Up a low hill sat the general store where you could buy bottles of Coke and orange Fanta, cans of sweetened condensed milk, green mosquito coils, girls’ frilled underpants with the days of the week embroidered on the bottom, pigs’ tails cured in brine. Below the store, to the right, was the ferry across the Rio Hondo. It ran on underwater cables and had to be cranked by hand. In the shallows by the ferry dock we trapped minnows in empty liquor bottles baited with raw tortilla.
To the north of the store was the schoolhouse, the largest building in San Antonio. Bats nested under the eaves, and I had seen boys knock them down with broomsticks and beat them to death. Further along, to the left, stood the house of Dona Dominga, who made a candy called coco brut, which she sold from her living room. At the end of her street we had once watched a man process chicle, gum gathered from trees in the jungle. He cooked it outside in a huge pot, stirring it with a wooden paddle. Down a low hill, in the opposite direction, was our house, the last before the river.

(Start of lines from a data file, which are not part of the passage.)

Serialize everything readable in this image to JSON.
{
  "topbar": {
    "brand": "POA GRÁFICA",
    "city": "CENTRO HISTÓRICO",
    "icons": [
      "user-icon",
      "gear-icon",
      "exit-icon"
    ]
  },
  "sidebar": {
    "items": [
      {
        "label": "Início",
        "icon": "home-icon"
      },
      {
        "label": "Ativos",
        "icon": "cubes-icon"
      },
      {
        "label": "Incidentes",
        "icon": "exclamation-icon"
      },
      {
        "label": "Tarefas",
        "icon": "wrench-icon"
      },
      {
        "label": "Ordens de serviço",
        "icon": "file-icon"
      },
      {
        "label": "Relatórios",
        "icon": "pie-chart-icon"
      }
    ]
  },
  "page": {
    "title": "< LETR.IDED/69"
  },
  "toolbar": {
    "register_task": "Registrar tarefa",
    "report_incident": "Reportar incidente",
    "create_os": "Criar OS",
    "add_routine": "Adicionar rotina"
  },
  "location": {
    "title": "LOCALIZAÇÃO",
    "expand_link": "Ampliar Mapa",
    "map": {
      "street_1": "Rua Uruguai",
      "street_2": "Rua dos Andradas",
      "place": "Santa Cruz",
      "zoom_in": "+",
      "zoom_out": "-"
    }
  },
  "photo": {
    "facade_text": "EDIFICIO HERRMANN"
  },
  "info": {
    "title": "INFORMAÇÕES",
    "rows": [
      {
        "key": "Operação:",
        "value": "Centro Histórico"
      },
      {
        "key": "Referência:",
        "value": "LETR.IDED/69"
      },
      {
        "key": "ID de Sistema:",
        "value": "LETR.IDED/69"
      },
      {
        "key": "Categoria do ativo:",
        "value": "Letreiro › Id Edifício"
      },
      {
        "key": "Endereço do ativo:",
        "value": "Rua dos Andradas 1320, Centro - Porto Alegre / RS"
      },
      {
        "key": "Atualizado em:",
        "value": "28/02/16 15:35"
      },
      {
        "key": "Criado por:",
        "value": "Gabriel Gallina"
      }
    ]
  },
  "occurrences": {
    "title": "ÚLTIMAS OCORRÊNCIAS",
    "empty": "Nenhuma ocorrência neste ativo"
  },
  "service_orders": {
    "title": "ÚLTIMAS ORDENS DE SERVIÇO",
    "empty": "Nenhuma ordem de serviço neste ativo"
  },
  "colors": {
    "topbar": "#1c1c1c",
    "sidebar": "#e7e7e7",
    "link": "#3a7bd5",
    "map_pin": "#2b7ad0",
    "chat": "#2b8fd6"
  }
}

The house we stayed in had been made for the schoolteacher. It became vacant when he built his own just across the street, a modern building with cement block walls and a tin roof. The old house stood on stilts. It had an old-fashioned palm roof that let in the breeze: My mother said it was like sleeping in a tree. On hot days the schoolteacher’s wife would come over to sit on the steps with us and list the disadvantages of a tin roof: hot in the sun, noisy in the rain. Our roof never leaked, even during the rainy season when mud washed through the streets in waves and people ran about with pieces of cardboard held over their heads.
Nearly everyone in San Antonio kept pigs. In the morning we’d see blood on the pigs’ ears where vampire bats had fed during the night; everyone slept with their windows closed. The pigs at our end of the village ran loose during the day, rooting through the garbage and corn husks in the gutters along the street and getting into people’s gardens. At night, and in the heat of the day, they slept under our house, the only one on stilts in that part of the village. We could hear them snuffle and grunt below us. Shelly and I came in one day and found our cousin Cedric lying face down on the floor. He’d found a knothole and was peeing through it. We were thrilled: The path to the outhouse was overgrown and I had seen snakes there and once, I swear, a bumblebee the size of my fist. Why use the outhouse when we could pee through the floor? Our mother put an end to this plan.